First of all, security would be boned-up rather than beefed up. Normal human beings, as well as the people who frequent hospital casualty departments would not be able to breach the hospital’s defence or gain entry unlawfully since only the people in charge would have skeleton keys. Those of us who complained about all the corruption, misspending, stealing of supplies and the covering-up of malpractice and negligence would no longer have to worry. One sure outcome of employing a skeleton staff is transparency. Make no bones about it, a skeleton staff guarantees transparency.
Skeletons might be numbskulls or boneheads but they are too smart to steal food from the cafeteria or towels from the laundry. Even though you cannot really pin anything on them, they still do not steal body parts to sell to private institutions since they know they will be easily discovered.
Additionally, by using a skeleton staff, the problem of the overcrowded mortuary will be ended. After all, skeletons are people with their outsides off and insides out. While skeletons have some difficulty in standing up for themselves, by the same token they do not bow to pressure or knuckle under despots, doctors or dictators. Although a few of them might be lazy bones, most of them work hard. On the downside, they can be messy. One of them went to the cafeteria and ordered a cup of coffee and a mop. Another refused to work at the hospital because its heart wasn’t in it. One refused to attend the welcome party put on by the Ministry of Health because it had nobody to dance with. And when one reached late for work and tried to lie, explaining that it was chased by a dog, its supervisor said, “Don’t try that. I can see right through you.”
On the plus side, skeletons are easy and cheap to maintain. Unlike the present hospital staff, they require no meals or meal allowance. In fact, they don’t use the cafeteria food because they have no stomach for it. It then takes anything at all if it is a soup with plenty of body and served in one-bone china.

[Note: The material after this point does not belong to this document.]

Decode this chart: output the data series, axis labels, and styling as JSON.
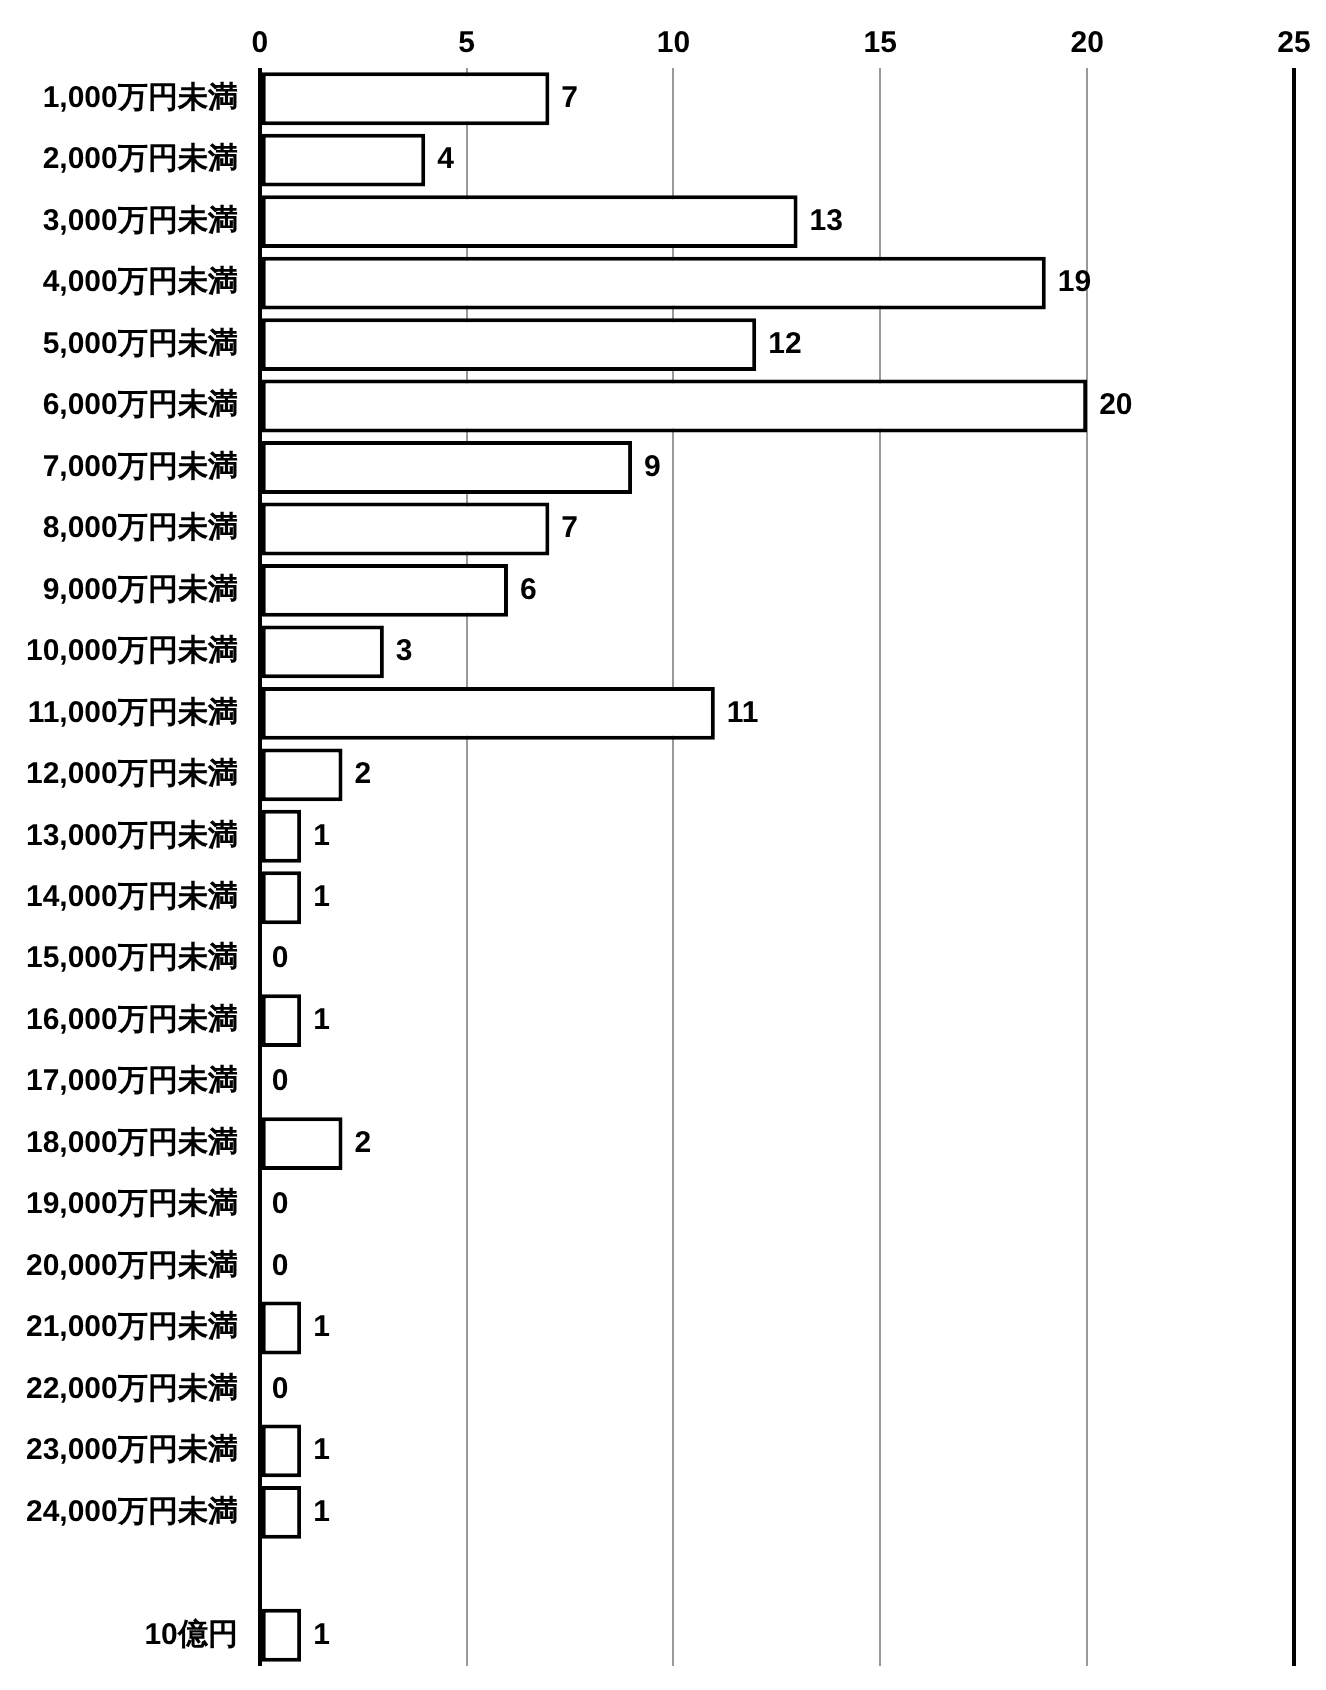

They never lose their cool or get angry the way the T&T hospital staff, especially the nurses and doctors do. No shouting and shooting us down by the skeletons. In fact, nothing gets under their skin. They are very studious and always boning up for exams. Even the few who might be tempted to get angry and make outrageous demands eventually back down. They don’t have the guts to fight.
On Sundays, the skeleton force stays on the job instead of going to church because they have no organs. Instead of using the government service to send out all their Christmas cards and run up major expenses which the government must pay, they send their mail by bony express. They don’t require any transportation allowance since, like vampires, they travel by blood vessels. They don’t take coffee breaks – they take coffin breaks and, after 21 years, they still do so. That is why, as far as I am concerned, the use of skeleton staff at the Academy and emergency department of Trinidad and Tobago, and any other country in the Caribbean except Barbados, would considerably reduce the present excessive demand on the limited resources of the hospitals.
Even though children in hospitals would be scared stiff, and adults might get ghoul stones or coffin fits, doctors would be in paradise since they would have more time for their private practice and their own money machines. In addition, the ministry of health will have more money to spend on really important medical issues such as attending far-away international conferences.
*Tony Deyal was last seen wondering why skeletons are so calm. He then realised that it is because nothing gets under their skin.